How to ask if your clinic offers it
Not every clinic runs group prenatal care, so it is worth asking directly. At your first prenatal visit, or when you call to schedule, you can ask: "Do you offer group prenatal care or CenteringPregnancy?" If they do, ask when groups form, since they are usually organized by due date, and whether a bilingual or Spanish-language group is available. If your clinic does not offer it, ask whether another clinic or health center in your area does; community health centers and many hospital systems run these programs. There is generally no extra cost beyond your normal prenatal care, and group care is typically covered the same way your regular prenatal visits are, including through Medicaid in many states. Ask your clinic or your plan to confirm how it is billed.
How Materna fits in
Whether you choose group or individual prenatal care, the visits go better when your own health record travels with you. That is what Materna builds with the Mommy Passport: a free, bilingual record that keeps your prenatal history, questions, and notes in one place, in English or Spanish, so nothing gets lost between a group session and your next appointment. It is free for patients, paid by providers, and Spanish-first. For anything urgent during pregnancy, such as heavy bleeding, a severe headache, trouble breathing, or signs of early labor, call your provider right away, and in an emergency call 911. If you are struggling with your mental health, you can reach the 988 Suicide and Crisis Lifeline any time. Materna serves families in Arizona, California, Texas, and Pennsylvania.
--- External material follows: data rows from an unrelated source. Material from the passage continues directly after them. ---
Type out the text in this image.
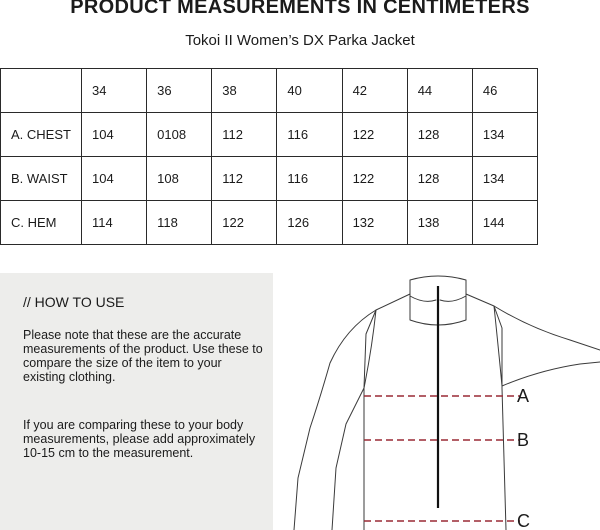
PRODUCT MEASUREMENTS IN CENTIMETERS
Tokoi II Women’s DX Parka Jacket
	34	36	38	40	42	44	46
A. CHEST	104	0108	112	116	122	128	134
B. WAIST	104	108	112	116	122	128	134
C. HEM	114	118	122	126	132	138	144
// HOW TO USE

Please note that these are the accurate measurements of the product. Use these to compare the size of the item to your existing clothing.

If you are comparing these to your body measurements, please add approximately 10-15 cm to the measurement.

A
B
C
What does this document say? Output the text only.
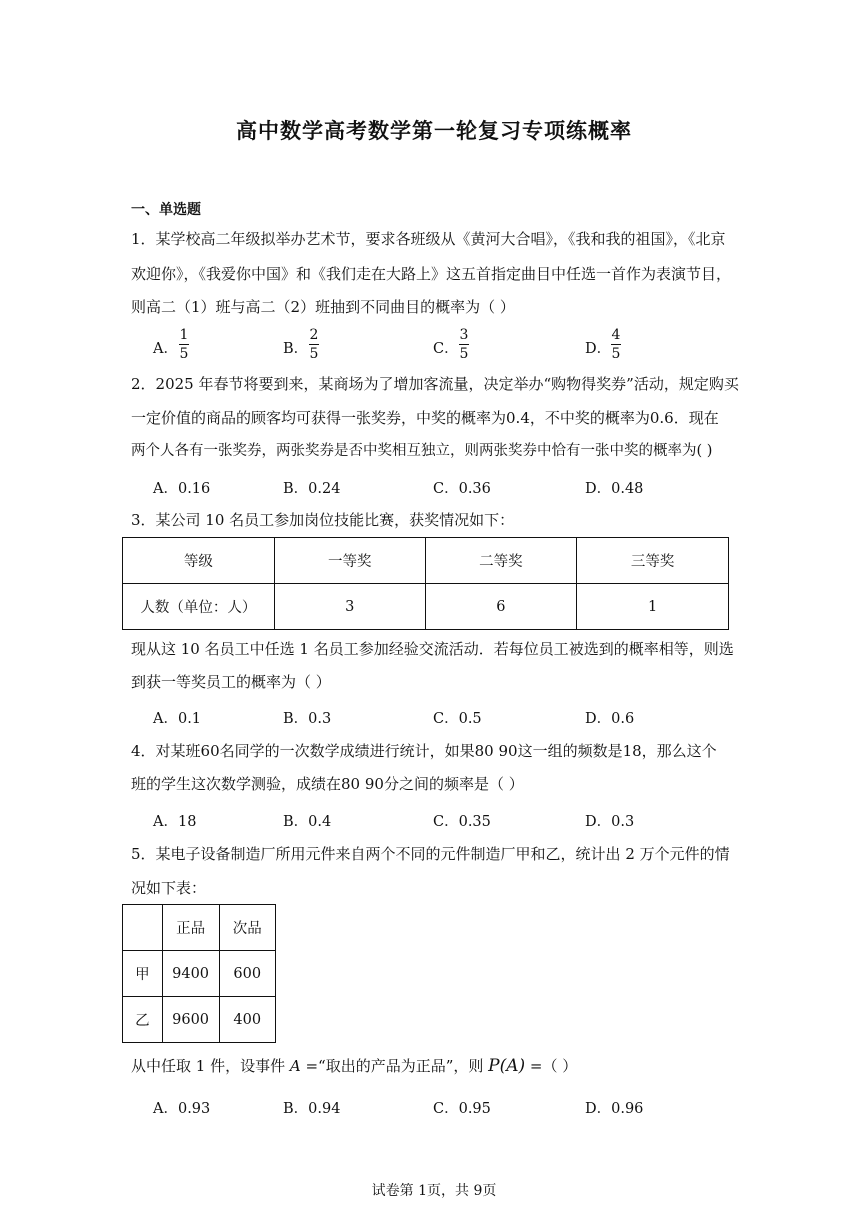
高中数学高考数学第一轮复习专项练概率
一、单选题
1．某学校高二年级拟举办艺术节，要求各班级从《黄河大合唱》，《我和我的祖国》，《北京
欢迎你》，《我爱你中国》和《我们走在大路上》这五首指定曲目中任选一首作为表演节目，
则高二（1）班与高二（2）班抽到不同曲目的概率为（ ）
A．
1
5	B．
2
5	C．
3
5	D．
4
5
2．2025 年春节将要到来，某商场为了增加客流量，决定举办“购物得奖券”活动，规定购买
一定价值的商品的顾客均可获得一张奖券，中奖的概率为0.4，不中奖的概率为0.6．现在
两个人各有一张奖券，两张奖券是否中奖相互独立，则两张奖券中恰有一张中奖的概率为( )
A．0.16	B．0.24	C．0.36	D．0.48
3．某公司 10 名员工参加岗位技能比赛，获奖情况如下：
等级	一等奖	二等奖	三等奖
人数（单位：人）	3	6	1
现从这 10 名员工中任选 1 名员工参加经验交流活动．若每位员工被选到的概率相等，则选
到获一等奖员工的概率为（ ）
A．0.1	B．0.3	C．0.5	D．0.6
4．对某班60名同学的一次数学成绩进行统计，如果80 90这一组的频数是18，那么这个
班的学生这次数学测验，成绩在80 90分之间的频率是（ ）
A．18	B．0.4	C．0.35	D．0.3
5．某电子设备制造厂所用元件来自两个不同的元件制造厂甲和乙，统计出 2 万个元件的情
况如下表：
	正品	次品
甲	9400	600
乙	9600	400
从中任取 1 件，设事件 A =“取出的产品为正品”，则 P(A) =（ ）
A．0.93	B．0.94	C．0.95	D．0.96
试卷第 1页，共 9页
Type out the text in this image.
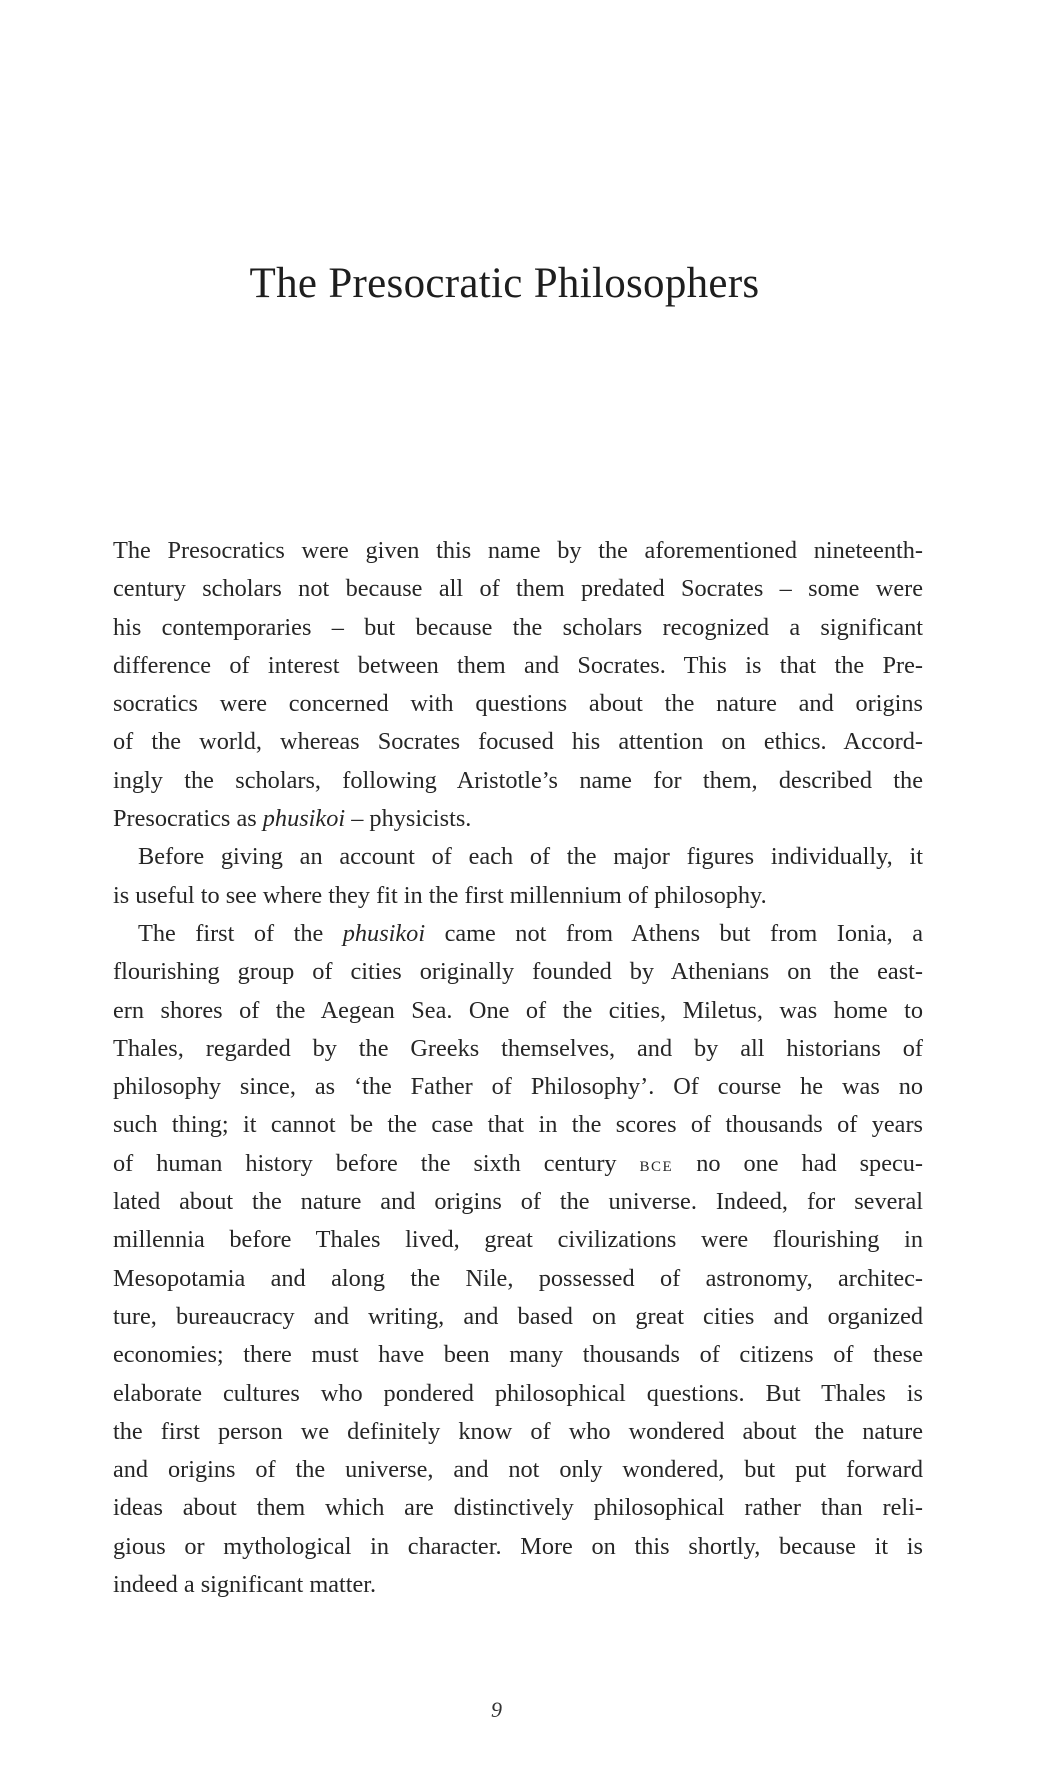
The Presocratic Philosophers

The Presocratics were given this name by the aforementioned nineteenth-
century scholars not because all of them predated Socrates – some were
his contemporaries – but because the scholars recognized a significant
difference of interest between them and Socrates. This is that the Pre-
socratics were concerned with questions about the nature and origins
of the world, whereas Socrates focused his attention on ethics. Accord-
ingly the scholars, following Aristotle’s name for them, described the
Presocratics as phusikoi – physicists.

Before giving an account of each of the major figures individually, it
is useful to see where they fit in the first millennium of philosophy.

The first of the phusikoi came not from Athens but from Ionia, a
flourishing group of cities originally founded by Athenians on the east-
ern shores of the Aegean Sea. One of the cities, Miletus, was home to
Thales, regarded by the Greeks themselves, and by all historians of
philosophy since, as ‘the Father of Philosophy’. Of course he was no
such thing; it cannot be the case that in the scores of thousands of years
of human history before the sixth century bce no one had specu-
lated about the nature and origins of the universe. Indeed, for several
millennia before Thales lived, great civilizations were flourishing in
Mesopotamia and along the Nile, possessed of astronomy, architec-
ture, bureaucracy and writing, and based on great cities and organized
economies; there must have been many thousands of citizens of these
elaborate cultures who pondered philosophical questions. But Thales is
the first person we definitely know of who wondered about the nature
and origins of the universe, and not only wondered, but put forward
ideas about them which are distinctively philosophical rather than reli-
gious or mythological in character. More on this shortly, because it is
indeed a significant matter.

9
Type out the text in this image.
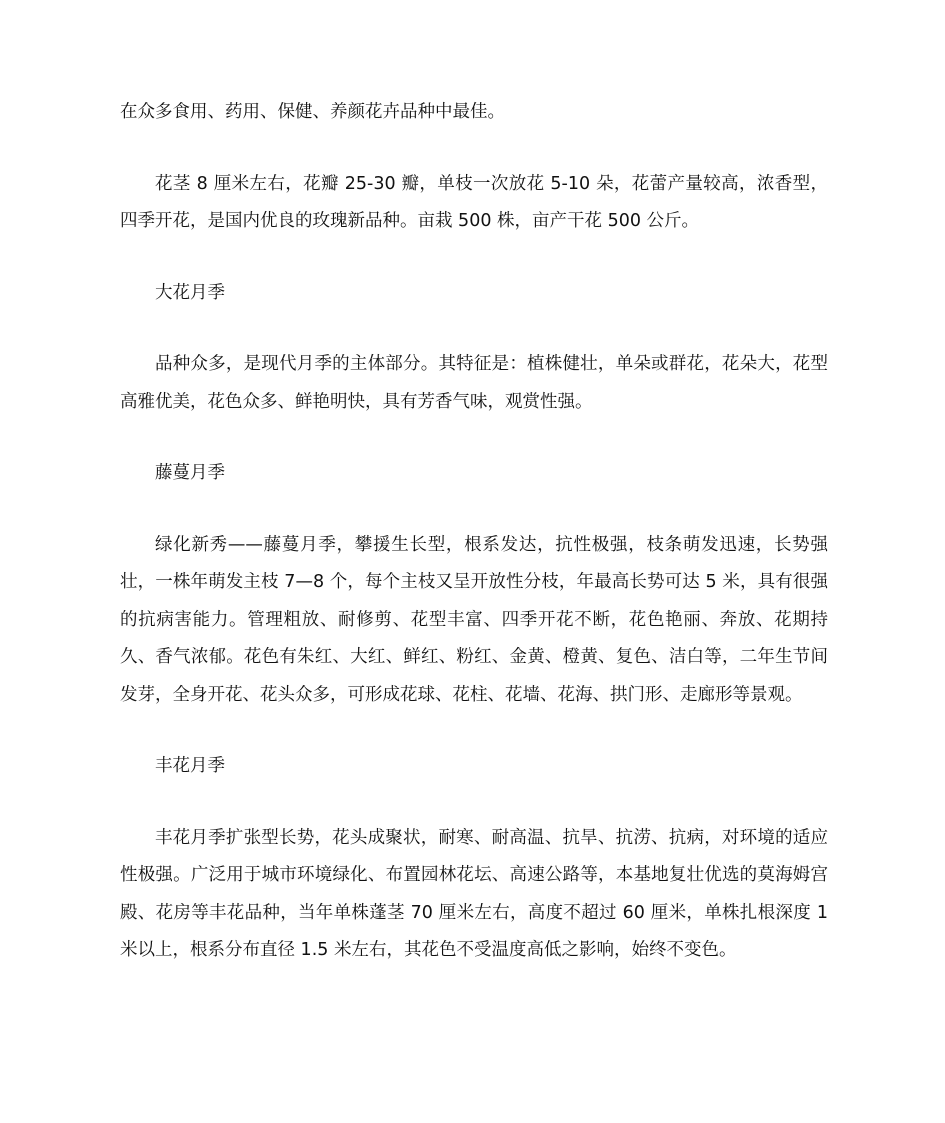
在众多食用、药用、保健、养颜花卉品种中最佳。

花茎 8 厘米左右，花瓣 25-30 瓣，单枝一次放花 5-10 朵，花蕾产量较高，浓香型，四季开花，是国内优良的玫瑰新品种。亩栽 500 株，亩产干花 500 公斤。

大花月季

品种众多，是现代月季的主体部分。其特征是：植株健壮，单朵或群花，花朵大，花型高雅优美，花色众多、鲜艳明快，具有芳香气味，观赏性强。

藤蔓月季

绿化新秀——藤蔓月季，攀援生长型，根系发达，抗性极强，枝条萌发迅速，长势强壮，一株年萌发主枝 7—8 个，每个主枝又呈开放性分枝，年最高长势可达 5 米，具有很强的抗病害能力。管理粗放、耐修剪、花型丰富、四季开花不断，花色艳丽、奔放、花期持久、香气浓郁。花色有朱红、大红、鲜红、粉红、金黄、橙黄、复色、洁白等，二年生节间发芽，全身开花、花头众多，可形成花球、花柱、花墙、花海、拱门形、走廊形等景观。

丰花月季

丰花月季扩张型长势，花头成聚状，耐寒、耐高温、抗旱、抗涝、抗病，对环境的适应性极强。广泛用于城市环境绿化、布置园林花坛、高速公路等，本基地复壮优选的莫海姆宫殿、花房等丰花品种，当年单株蓬茎 70 厘米左右，高度不超过 60 厘米，单株扎根深度 1 米以上，根系分布直径 1.5 米左右，其花色不受温度高低之影响，始终不变色。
Frequently asked questions
- Do I still get my own checkup in group prenatal care?
- Yes. Your individual belly checks still happen at every session: the provider measures your belly, listens to the baby's heartbeat, and checks your blood pressure and weight, one person at a time. The group discussion is added on top of that same clinical care, not in place of it.
- Is group prenatal care a real, recommended option?
- Yes. The American College of Obstetricians and Gynecologists (ACOG) describes group prenatal care, such as CenteringPregnancy, as an acceptable alternative to traditional individual care that many patients find valuable. The choice between group and individual care is one to make with your provider based on your pregnancy and preferences.
- Are there group sessions in Spanish?
- Often yes. Many clinics offer bilingual groups, including Spanish-language sessions, so you can learn and ask questions in the language you are most comfortable in. Ask your clinic whether a Spanish-language group is available when you ask about group care.
- How do I find out if my clinic offers group prenatal care?
- Just ask. At your first prenatal visit or when you call to schedule, ask whether they offer group prenatal care or CenteringPregnancy, when groups form, and whether a bilingual group is available. If your clinic does not offer it, ask whether a community health center or hospital system nearby does.